Я кивнул, глядя на его обычные, совсем не желтые глаза. Во сне всё было иначе, ярче, уродливее. А здесь... просто люди со своими странными, немного опасными хобби. Остаток пути мы болтали о пустяках. О машинах, о том, как Степану удается содержать «буханку» в таком идеальном состоянии, о погоде. И в этой простой, мужской беседе родилось что-то новое – не просто рабочие отношения, а настоящее товарищество. Похоже, в этом безумном доме у меня появился если не друг, то надежный союзник.
Мы подъезжали к особняку, выгрузили все, что купили. Степан, кряхтя, взвалил на плечо тот самый зловонный мешок с удобрением и поплелся в сторону сарая, бросив на прощание: "Корзины – в оранжерею. Барыня ждет."
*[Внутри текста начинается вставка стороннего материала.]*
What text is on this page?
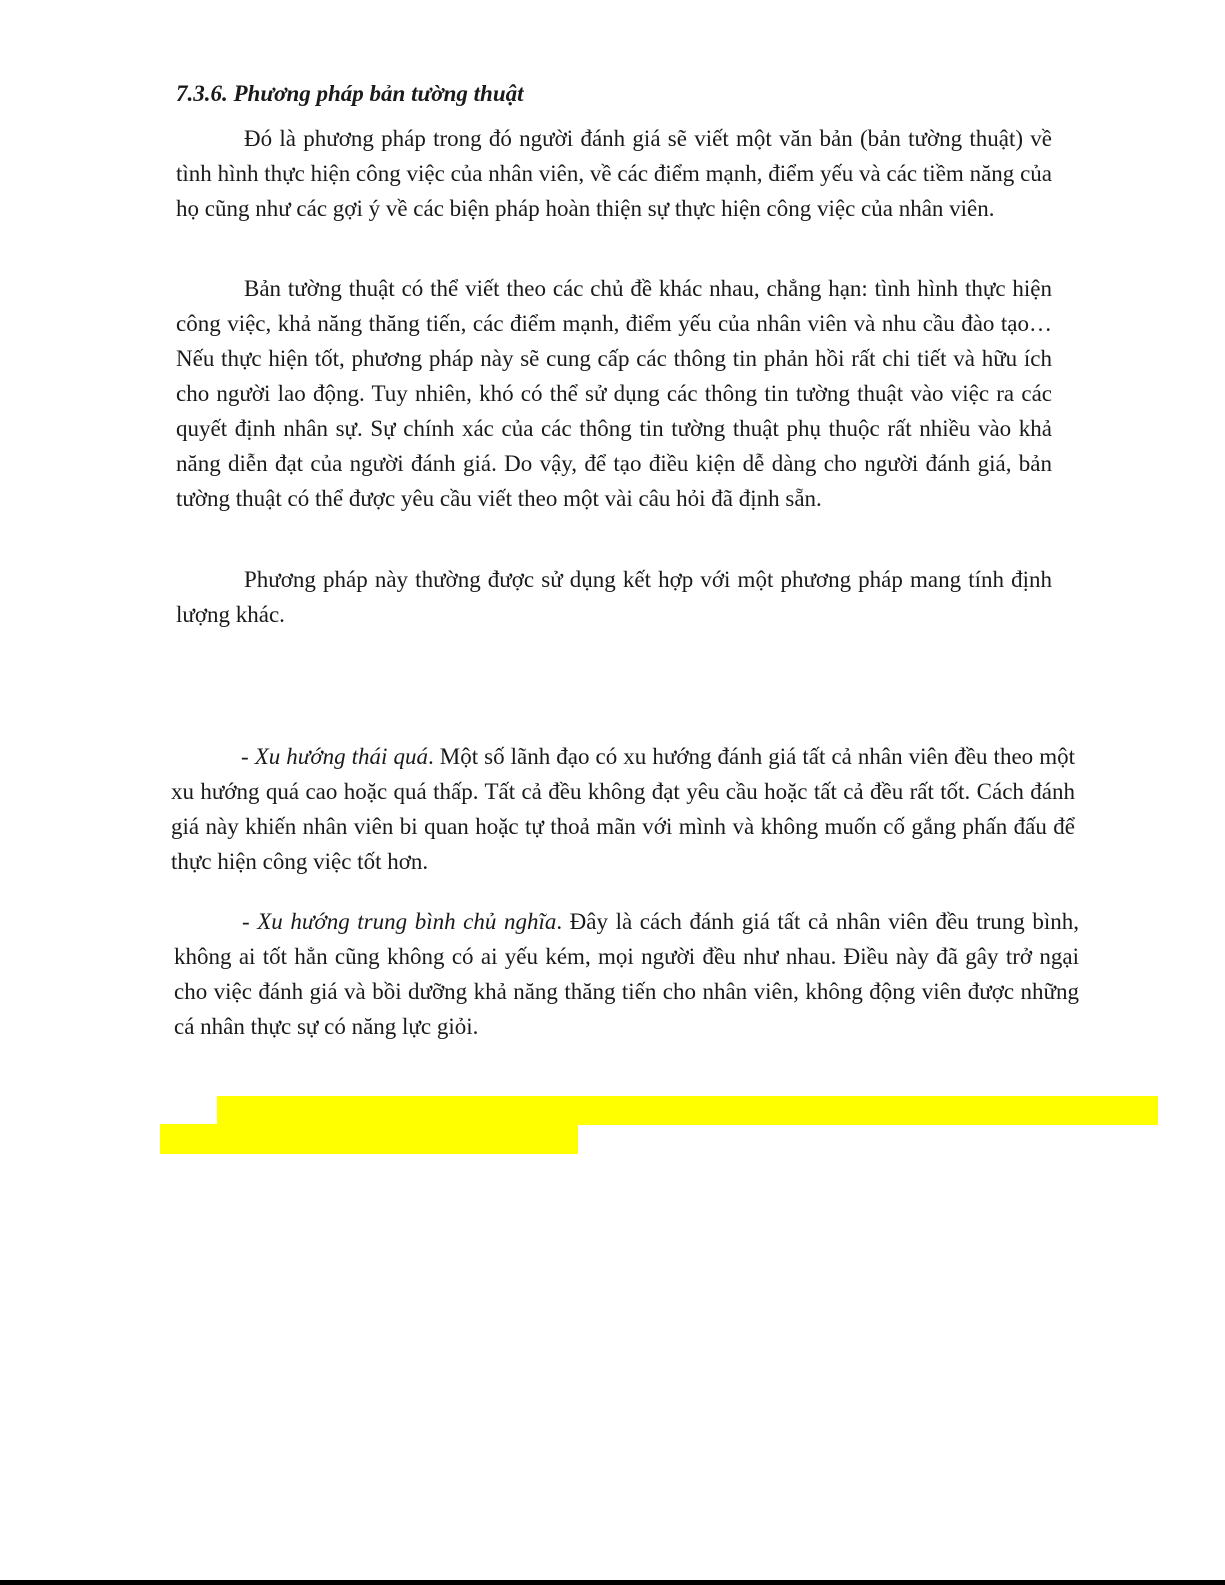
7.3.6. Phương pháp bản tường thuật

Đó là phương pháp trong đó người đánh giá sẽ viết một văn bản (bản tường thuật) về tình hình thực hiện công việc của nhân viên, về các điểm mạnh, điểm yếu và các tiềm năng của họ cũng như các gợi ý về các biện pháp hoàn thiện sự thực hiện công việc của nhân viên.

Bản tường thuật có thể viết theo các chủ đề khác nhau, chẳng hạn: tình hình thực hiện công việc, khả năng thăng tiến, các điểm mạnh, điểm yếu của nhân viên và nhu cầu đào tạo…Nếu thực hiện tốt, phương pháp này sẽ cung cấp các thông tin phản hồi rất chi tiết và hữu ích cho người lao động. Tuy nhiên, khó có thể sử dụng các thông tin tường thuật vào việc ra các quyết định nhân sự. Sự chính xác của các thông tin tường thuật phụ thuộc rất nhiều vào khả năng diễn đạt của người đánh giá. Do vậy, để tạo điều kiện dễ dàng cho người đánh giá, bản tường thuật có thể được yêu cầu viết theo một vài câu hỏi đã định sẵn.

Phương pháp này thường được sử dụng kết hợp với một phương pháp mang tính định lượng khác.

- Xu hướng thái quá. Một số lãnh đạo có xu hướng đánh giá tất cả nhân viên đều theo một xu hướng quá cao hoặc quá thấp. Tất cả đều không đạt yêu cầu hoặc tất cả đều rất tốt. Cách đánh giá này khiến nhân viên bi quan hoặc tự thoả mãn với mình và không muốn cố gắng phấn đấu để thực hiện công việc tốt hơn.

- Xu hướng trung bình chủ nghĩa. Đây là cách đánh giá tất cả nhân viên đều trung bình, không ai tốt hẳn cũng không có ai yếu kém, mọi người đều như nhau. Điều này đã gây trở ngại cho việc đánh giá và bồi dưỡng khả năng thăng tiến cho nhân viên, không động viên được những cá nhân thực sự có năng lực giỏi.
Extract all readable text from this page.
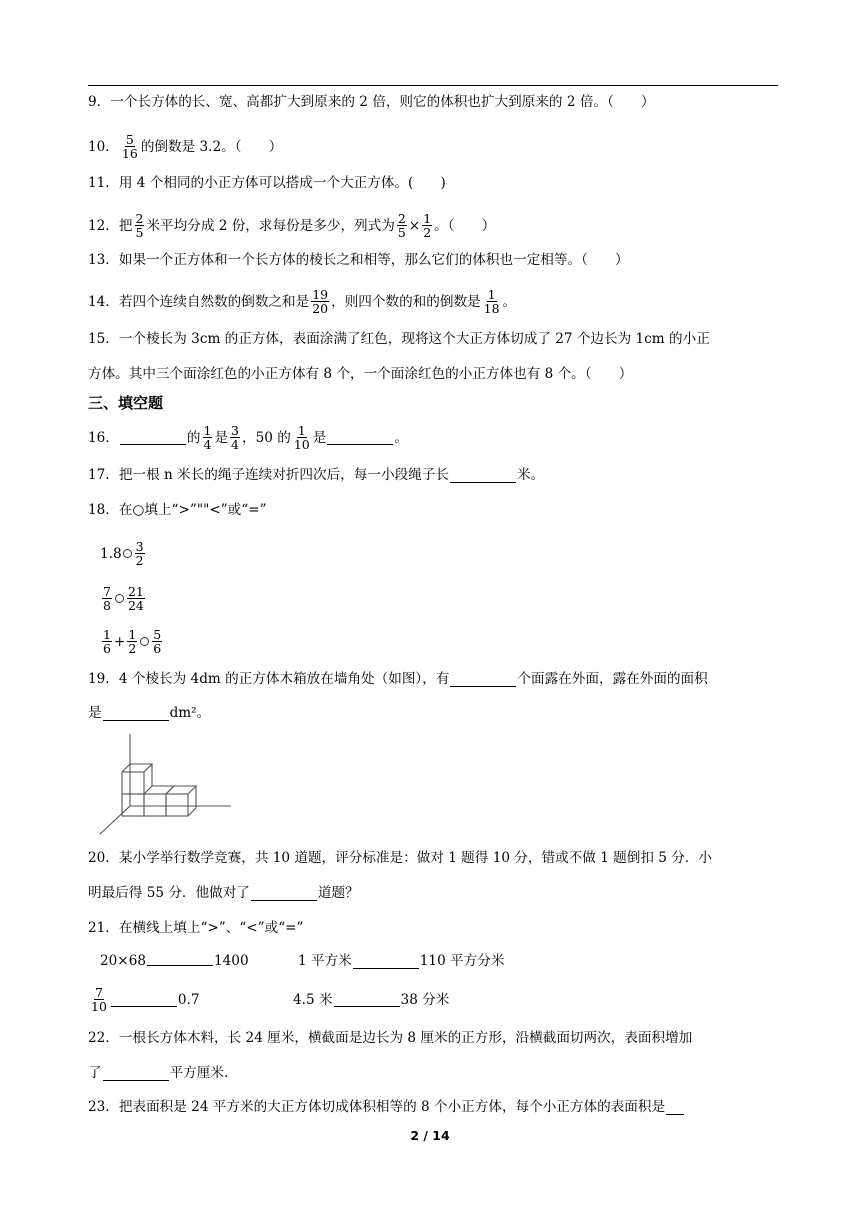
9．一个长方体的长、宽、高都扩大到原来的 2 倍，则它的体积也扩大到原来的 2 倍。（　　）
10． $\frac{5}{16}$ 的倒数是 3.2。（　　）
11．用 4 个相同的小正方体可以搭成一个大正方体。(　　)
12．把 $\frac{2}{5}$ 米平均分成 2 份，求每份是多少，列式为 $\frac{2}{5} \times \frac{1}{2}$ 。（　　）
13．如果一个正方体和一个长方体的棱长之和相等，那么它们的体积也一定相等。（　　）
14．若四个连续自然数的倒数之和是 $\frac{19}{20}$ ，则四个数的和的倒数是 $\frac{1}{18}$ 。
15．一个棱长为 3cm 的正方体，表面涂满了红色，现将这个大正方体切成了 27 个边长为 1cm 的小正
方体。其中三个面涂红色的小正方体有 8 个，一个面涂红色的小正方体也有 8 个。（　　）
三、填空题
16．	的 $\frac{1}{4}$ 是 $\frac{3}{4}$ ，50 的 $\frac{1}{10}$ 是	。
17．把一根 n 米长的绳子连续对折四次后，每一小段绳子长	米。
18．在○填上“>”""<”或“=”
$1.8 \frac{3}{2}$
$\frac{7}{8} \frac{21}{24}$
$\frac{1}{6} + \frac{1}{2} \frac{5}{6}$
19．4 个棱长为 4dm 的正方体木箱放在墙角处（如图），有	个面露在外面，露在外面的面积
是	dm²。
20．某小学举行数学竞赛，共 10 道题，评分标准是：做对 1 题得 10 分，错或不做 1 题倒扣 5 分．小
明最后得 55 分．他做对了	道题？
21．在横线上填上“>”、“<”或“=”
20×68	1400	1 平方米	110 平方分米
$\frac{7}{10}$	0.7	4.5 米	38 分米
22．一根长方体木料，长 24 厘米，横截面是边长为 8 厘米的正方形，沿横截面切两次，表面积增加
了	平方厘米.
23．把表面积是 24 平方米的大正方体切成体积相等的 8 个小正方体，每个小正方体的表面积是
2 / 14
Меня встретила на крыльце Маргарита Павловна, высокая и невозмутимая в своем рабочем холщовом халате, в руках она держала секатор, на лезвии которого поблескивала какая-то липкая, фиолетовая субстанция.
– Прекрасно, – сказала она, окинув корзины оценивающим взглядом. – Всё в оранжерею, несите. Геннадий Аркадьевич, вы – со мной. И будьте осторожны с тем ящиком – там корешки мандрагоры, они сегодня не в духе.